Sul ponte delle catene in 12mila si scambiano messaggi di pace e si sigla un patto: Fai agli altri ciò che vorresti fosse fatto a te è la mia regola di vita, il primo mattone per un mondo diverso
Città Nuova - La lunga marcia di sette chilometri per le strade del centro di Budapest non è una novità per gli ungheresi, che su questi ampi viali hanno visto sfilare i cortei del regime comunista. Questa però ha i colori del mondo e la contagiosa allegria dei giovani dei Focolari, che ieri sera hanno concluso con questa manifestazione pubblica il loro Genfest. Meta è il ponte delle catene, simbolo di unità per le due parti della capitale ungherese Buda – la collina – e Pest – la pianura-. Lo raggiungono in quasi tre ore, incrociando sul loro cammino la sorpresa dei passanti e la curiosità dei giovani. Una vecchina è in lacrime, mentre saluta queste migliaia di ragazzi che ripetono, nelle 27 lingue presenti: “Let’s bridge”. Qualcuno fa il segno del cuore al loro passaggio. C’è chi srotola la bandiera ungherese da uno dei palazzi del centro storico. Dai balconi lanciano acqua, bibite, biscotti. Il Genfest getta ponti con la città che lo ospita.

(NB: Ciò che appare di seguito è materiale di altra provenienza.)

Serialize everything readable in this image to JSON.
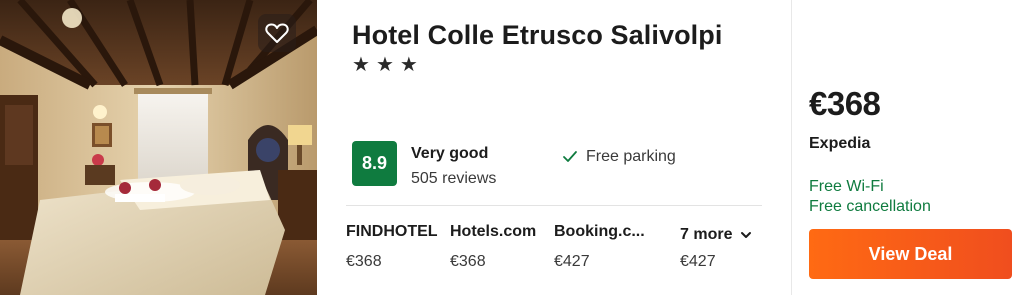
{
  "hotel": {
    "name": "Hotel Colle Etrusco Salivolpi",
    "stars": [
      "★",
      "★",
      "★"
    ]
  },
  "rating": {
    "score": "8.9",
    "label": "Very good",
    "reviews": "505 reviews",
    "badge_color": "#0f7b3f"
  },
  "amenity": {
    "label": "Free parking",
    "icon": "check-icon"
  },
  "providers": [
    {
      "name": "FINDHOTEL",
      "price": "€368"
    },
    {
      "name": "Hotels.com",
      "price": "€368"
    },
    {
      "name": "Booking.c...",
      "price": "€427"
    }
  ],
  "more": {
    "label": "7 more",
    "price": "€427"
  },
  "deal": {
    "price": "€368",
    "source": "Expedia",
    "perks": [
      "Free Wi-Fi",
      "Free cancellation"
    ],
    "button_label": "View Deal",
    "accent": "#ff6a13"
  },
  "favorite_icon": "heart-icon"
}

Nella piazza degli eroi, sotto le statue dei personaggi che hanno fatto la rivoluzione ungherese, uno scatto immortala altri giovani eroi del 2012. Non è un’esagerazione, perché raccogliendo le storie di questi ragazzi si scopre la tragedia di un popolo e le ferite di una cultura, la novità di una rinascita e la determinazione nel volerci essere a tutti i costi, sfidando anche i propri governi. E così dal Vietnam alla Cambogia, da Cuba al Congo, dalla ricca Svezia all’impegnata Argentina. Ci sono per mostrare che i sentieri di fraternità vissuti nei propri paesi, consolidati da questo meeting, sono veri, hanno pilastri solidi.

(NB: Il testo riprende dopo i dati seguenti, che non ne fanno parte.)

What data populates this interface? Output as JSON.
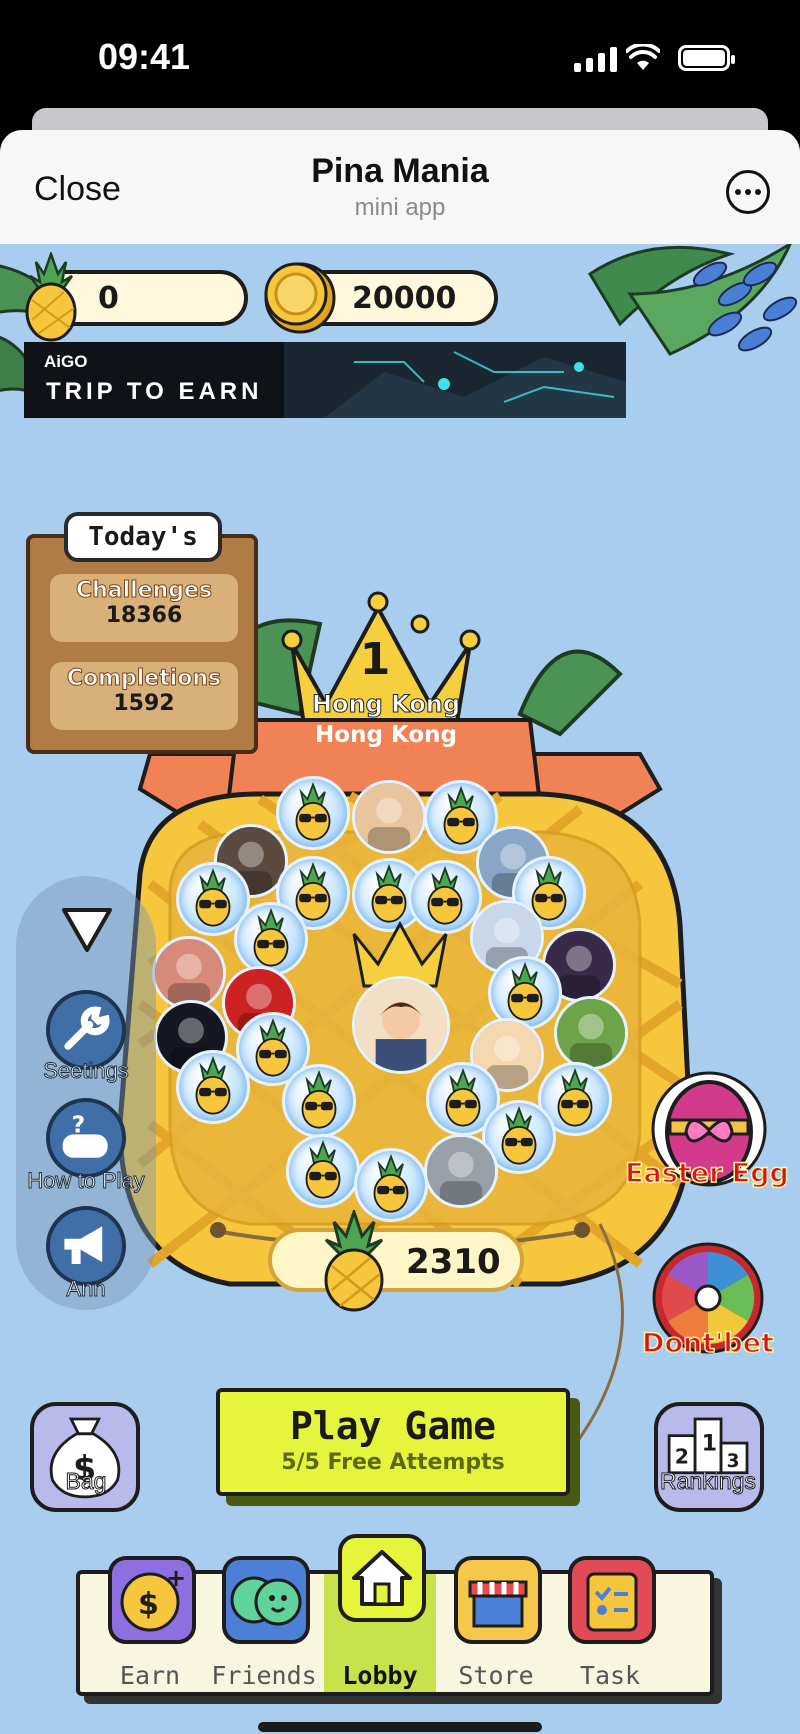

Il ponte delle catene è in vista. Illuminato. Suggestivo. Sopra c’è il castello, simbolo della città, a fianco il Parlamento. Lo percorrono con emozione, si arrampicano sulla balaustra mentre dal microfono si salutano tutte le delegazioni presenti: India, Usa, Spagna, Malta, Italia, Israele… Il mondo ha messo piede su questo ponte. Poi “stop”. Trenta secondi di silenzio danno il via al flashmob più internazionale della storia. Al grido di “Go” ci si scambia delle sciarpe colorate su cui ciascuno ha scritto una frase, il proprio nome, una consegna. Gioia, festa, confusione accolgono il nuovo stop, che fa aprire le stoffe appallottolate e scoprire “il dono che Dio ha voluto farmi”, così si è espressa una giovane laziale, in lacrime dopo aver letto il suo messaggio: “Dio ti ama immensamente. Credi che il tuo presente e il tuo futuro possono essere migliori”. “Oggi si comincia a vivere per la pace” si legge su un altro. Let’s bridge è ricopiato in tutte le lingue.

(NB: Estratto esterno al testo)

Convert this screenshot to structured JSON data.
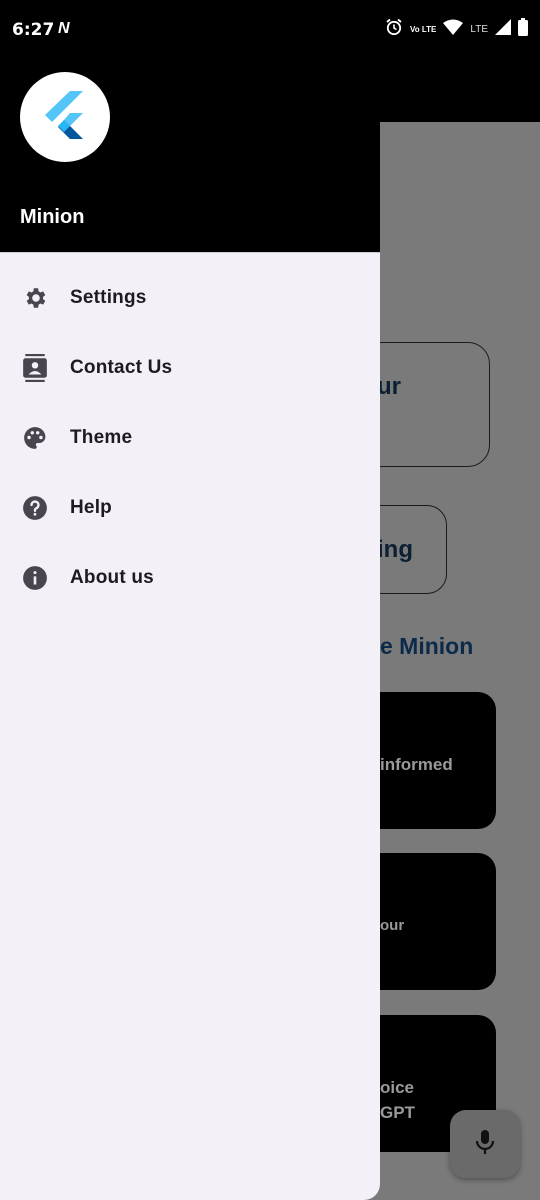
{
  "status_bar": {
    "time": "6:27",
    "notification_glyph": "N",
    "network_label": "LTE",
    "volte_label": "Vo LTE",
    "icons": [
      "alarm-icon",
      "volte-icon",
      "wifi-icon",
      "signal-icon",
      "battery-icon"
    ]
  },
  "drawer": {
    "account_name": "Minion",
    "logo_icon": "flutter-logo-icon",
    "items": [
      {
        "label": "Settings",
        "icon": "gear-icon"
      },
      {
        "label": "Contact Us",
        "icon": "contact-card-icon"
      },
      {
        "label": "Theme",
        "icon": "palette-icon"
      },
      {
        "label": "Help",
        "icon": "help-circle-icon"
      },
      {
        "label": "About us",
        "icon": "info-circle-icon"
      }
    ]
  },
  "background": {
    "card1_text": "ur",
    "card2_text": "ing",
    "heading_text": "e Minion",
    "feature_cards": [
      {
        "lines": [
          "informed"
        ]
      },
      {
        "lines": [
          "our"
        ]
      },
      {
        "lines": [
          "oice",
          "GPT"
        ]
      }
    ],
    "fab_icon": "mic-icon"
  },
  "colors": {
    "drawer_bg": "#f4f0f8",
    "header_bg": "#000000",
    "scrim": "#7a7a7a",
    "heading": "#0c2a4a"
  }
}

Questo arcobaleno di colori e di popoli in tripudio è uno spettacolo straordinario, dona fiducia, da carica, fa rinascere speranze. “Da qui non si torna indietro”, mi dice Cinzia. “Altro che let’s bridge – grida uno scanzonato napoletano – qui è let’s change, qui insieme possiamo cambiare il mondo. Guai se non rispetto il patto della regola d’oro”. “Il bracciale, segno del patto, l’ho messo non per conformismo, ma perché mi impegno”. A guardare questi volti, c’è da crederci sul serio. Budapest forse potrà scrivere nella sua storia, questa insolita e non violenta rivoluzione che da qui è rinata.